Si la cuisine hexagonale n’a jamais cessé de plaire outre-Manche, elle connaît actuellement un net regain d’intérêt à Londres, dans ses versions brasserie et bistrot. Pour preuve, 2024 a vu fleurir nombre d’adresses dans cette veine, parmi lesquelles Café François, Henri, Joséphine Bistro, et Camille à Borough Market. Les années précédentes n’étaient pas en reste, avec les ouvertures de Bouchon Racine, Les Deux Garçons, Bistro Freddie, etc. Mais à quoi est dû ce regain frenchie ? Pour Jackson Boxer, le chef britannique qui signe la carte du Henri, ce retour de “l’intérêt pour le bistro français classique” aurait à voir avec une forme de “nostalgie, et une soif de réconfort” qu’apporte la cuisine française traditionnelle, perçue comme “rassurante” et “familiale”.
Si les Londoniens y sont soudain si sensibles, Jackson Boxer voit aussi dans l'engouement pour la cuisine française un lien avec la morosité économique que traverse actuellement le Royaume-Uni. “peut-être que dans cette période où beaucoup de Londoniens peinent à assurer leur loyer et à faire face aux dépenses du quotidien, le côté généreux d’une table de bistrot offre un réconfort bienvenu”, analyse-t-il. “Moi-même, j’apprécie particulièrement la dimension accessible” du bistrot, qui “ne renie pas des morceaux moins nobles, comme l’onglet, la bavette ou la saucisse”. Ce succès est aussi une conséquence indirecte du Brexit, suppose le chef : “Londres redécouvre son amour pour l’Europe, autrefois si proche et fraternelle, mais qui semble maintenant plus distante post-Brexit”, conclut-t-il.

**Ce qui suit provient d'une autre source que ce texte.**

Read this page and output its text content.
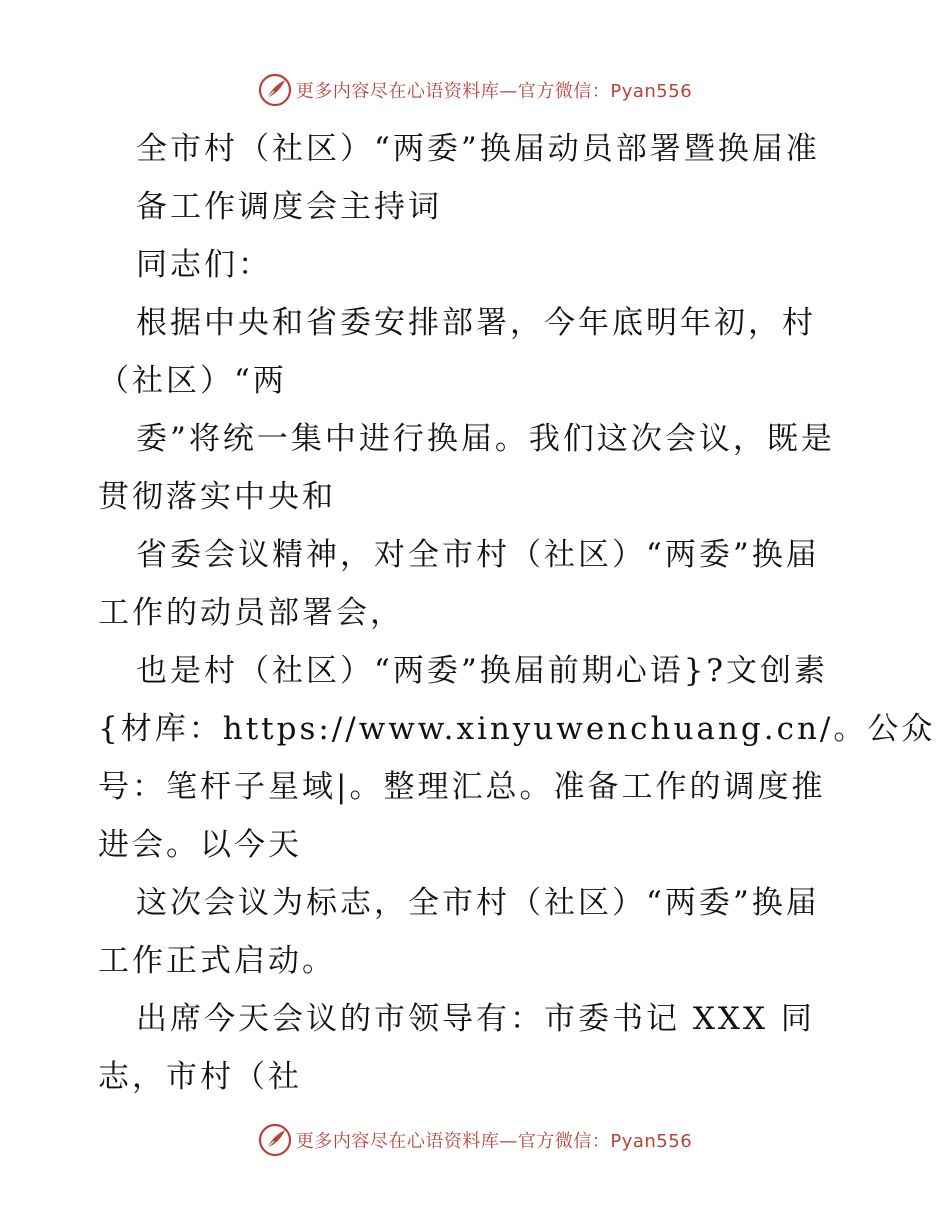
更多内容尽在心语资料库—官方微信：Pyan556
全市村（社区）“两委”换届动员部署暨换届准
备工作调度会主持词
同志们：
根据中央和省委安排部署，今年底明年初，村
（社区）“两
委”将统一集中进行换届。我们这次会议，既是
贯彻落实中央和
省委会议精神，对全市村（社区）“两委”换届
工作的动员部署会，
也是村（社区）“两委”换届前期心语}?文创素
{材库：https://www.xinyuwenchuang.cn/。公众
号：笔杆子星域|。整理汇总。准备工作的调度推
进会。以今天
这次会议为标志，全市村（社区）“两委”换届
工作正式启动。
出席今天会议的市领导有：市委书记 XXX 同
志，市村（社
更多内容尽在心语资料库—官方微信：Pyan556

“Une vision romantique de la France”
Pour sa part, Elliot Hashtroudi, le chef du Camille, estime qu’“en tant que Britanniques, nous avons cette vision romantique de la France. C’est l’un des rares pays qui ne déçoit pas ces attente”. Il lie aussi le boum des bistrots français au Covid. “Je pense que les Britanniques ont regretté de ne plus pouvoir faire un saut au pays voisin.” Et Londres, elle, “s’est mise en quête de davantage d’authenticité et de relax, ce qui explique que les bistrots aient gagné en popularité”. Le chef-restaurateur François O’Neill estime qu’au fond, “la cuisine de bistrot a toujours marché. Historiquement, c’est un menu qui est compris internationalement, avec ses plats tels que le steak-frites, le poulet-frites et la soupe à l’oignon”, explique celui qui a ouvert Café François en septembre 2024. Sa brasserie veille à des prix plus abordables que ceux pratiqués dans son autre restaurant français, Maison François, ouvert en 2020. De fait, “c’était très important pour nous que le steak-frites soit fixé à un prix abordable” au Café François, confie le restaurateur. De même, les moules marinières et la quiche y sont en-dessous de la barre symbolique des 20 £ (environ 24 €).
Mais qui sont derrière ces établissements francophiles à succès ?
Derrière ces établissements, on retrouve principalement des Britanniques, comme au Camille, mais il y a aussi des Français impliqués. De fait, le groupe derrière le Henri est français, puisqu’il s’agit de l’Experimental Group. Le Joséphine Bistro est tenu par l’étoilé Claude Bosi. Au Café François, François O’Neill est quant à lui franco-britannique, sa mère étant française. Enfin, le Bistro Freddie du Britannique Dominic Hamdy est aussi lié à la France, puisque le père du restaurateur est à moitié Alsacien.